Le Sanglier et les Rossignols Jean-Pierre Claris de Florian (1755 - 1794)

Un homme riche, sot et vain,
Qualités qui parfois marchent de compagnie,
Croyoit pour tous les arts avoir un goût divin,
Et pensoit que son or lui donnoit du génie.
Chaque jour à sa tahle on voyoit réunis
Peintres, sculpteurs, savants, artistes, beaux esprits.
Qui lui prodiguoient les hommages,
Lui montroient des dessins, lui lisaient des ouvrages,
Ecoutoient les conseils qu’il daignait leur donner,
Et l’appelaient Mécène en mangeant son dîner.

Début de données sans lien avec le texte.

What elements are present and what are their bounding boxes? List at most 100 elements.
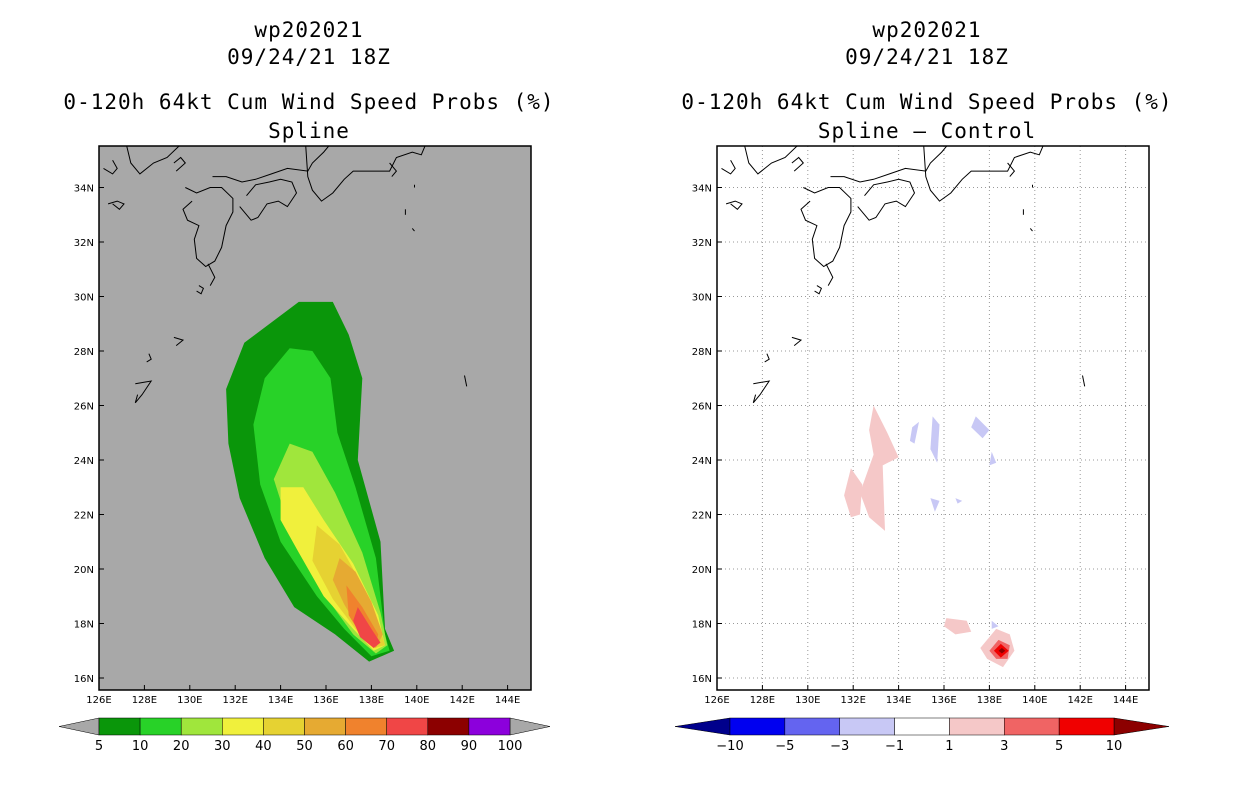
y-tick-label: 22N xyxy=(74,511,94,522)
colorbar-min-arrow xyxy=(674,717,731,736)
contour-neg1 xyxy=(930,498,940,512)
left-panel: wp202021 09/24/21 18Z 0-120h 64kt Cum Wi… xyxy=(58,18,554,754)
coastline xyxy=(411,228,415,232)
x-tick-label: 138E xyxy=(359,695,384,706)
y-tick-label: 22N xyxy=(692,511,712,522)
coastline xyxy=(305,146,426,202)
y-tick-label: 30N xyxy=(692,293,712,304)
x-tick-label: 134E xyxy=(886,695,911,706)
coastline xyxy=(134,380,153,404)
coastline xyxy=(196,285,205,295)
contour-1 xyxy=(844,468,863,518)
left-method-title: Spline xyxy=(268,119,350,143)
left-datetime: 09/24/21 18Z xyxy=(227,45,391,69)
colorbar-segment xyxy=(784,717,840,736)
colorbar-max-arrow xyxy=(1113,717,1170,736)
y-tick-label: 32N xyxy=(74,238,94,249)
colorbar-label: 80 xyxy=(420,739,437,754)
coastline xyxy=(764,353,770,363)
coastline xyxy=(701,438,703,441)
y-tick-label: 34N xyxy=(74,184,94,195)
contour-1 xyxy=(860,405,899,531)
coastline xyxy=(857,178,916,221)
x-tick-label: 140E xyxy=(404,695,429,706)
contour-neg1 xyxy=(930,416,940,463)
y-tick-label: 30N xyxy=(74,293,94,304)
coastline xyxy=(389,162,398,177)
y-tick-label: 20N xyxy=(74,565,94,576)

Se promenant un soir dans son parc solitaire,
Suivi d’un jardinier, homme instruit et de sens,
Il vit un sanglier qui labouroit la terre,
Comme ils font quelquefois pour aiguiser leurs dents.
Autour du sanglier, les merles, les fauvettes,
Surtout les rossignols, voltigeant, s’arrêtant,
Répétoient à l’envi leurs douces chansonnettes,
Et le suivoient toujours chantant.
L’animal écoutait l’harmonieux ramage

Avec la gravité d’un docte connoisseur,
Baissoit parfois la hure en signe de faveur,
Ou bien, la secouant, refusait son suffrage.
Qu’est ceci ? dit le financier :
Comment ! les chantres du bocage
Pour leur juge ont choisi cet animal sauvage !
Nenni, répond le jardinier :
De la terre par lui fraîchement labourée,
Sont sortis plusieurs vers, excellente curée
Qui seule attire ces oiseaux ;
Ils ne se tiennent à sa suite
Que pour manger ces vermisseaux ;
Et l’imbécile croit que c’est pour son mérite.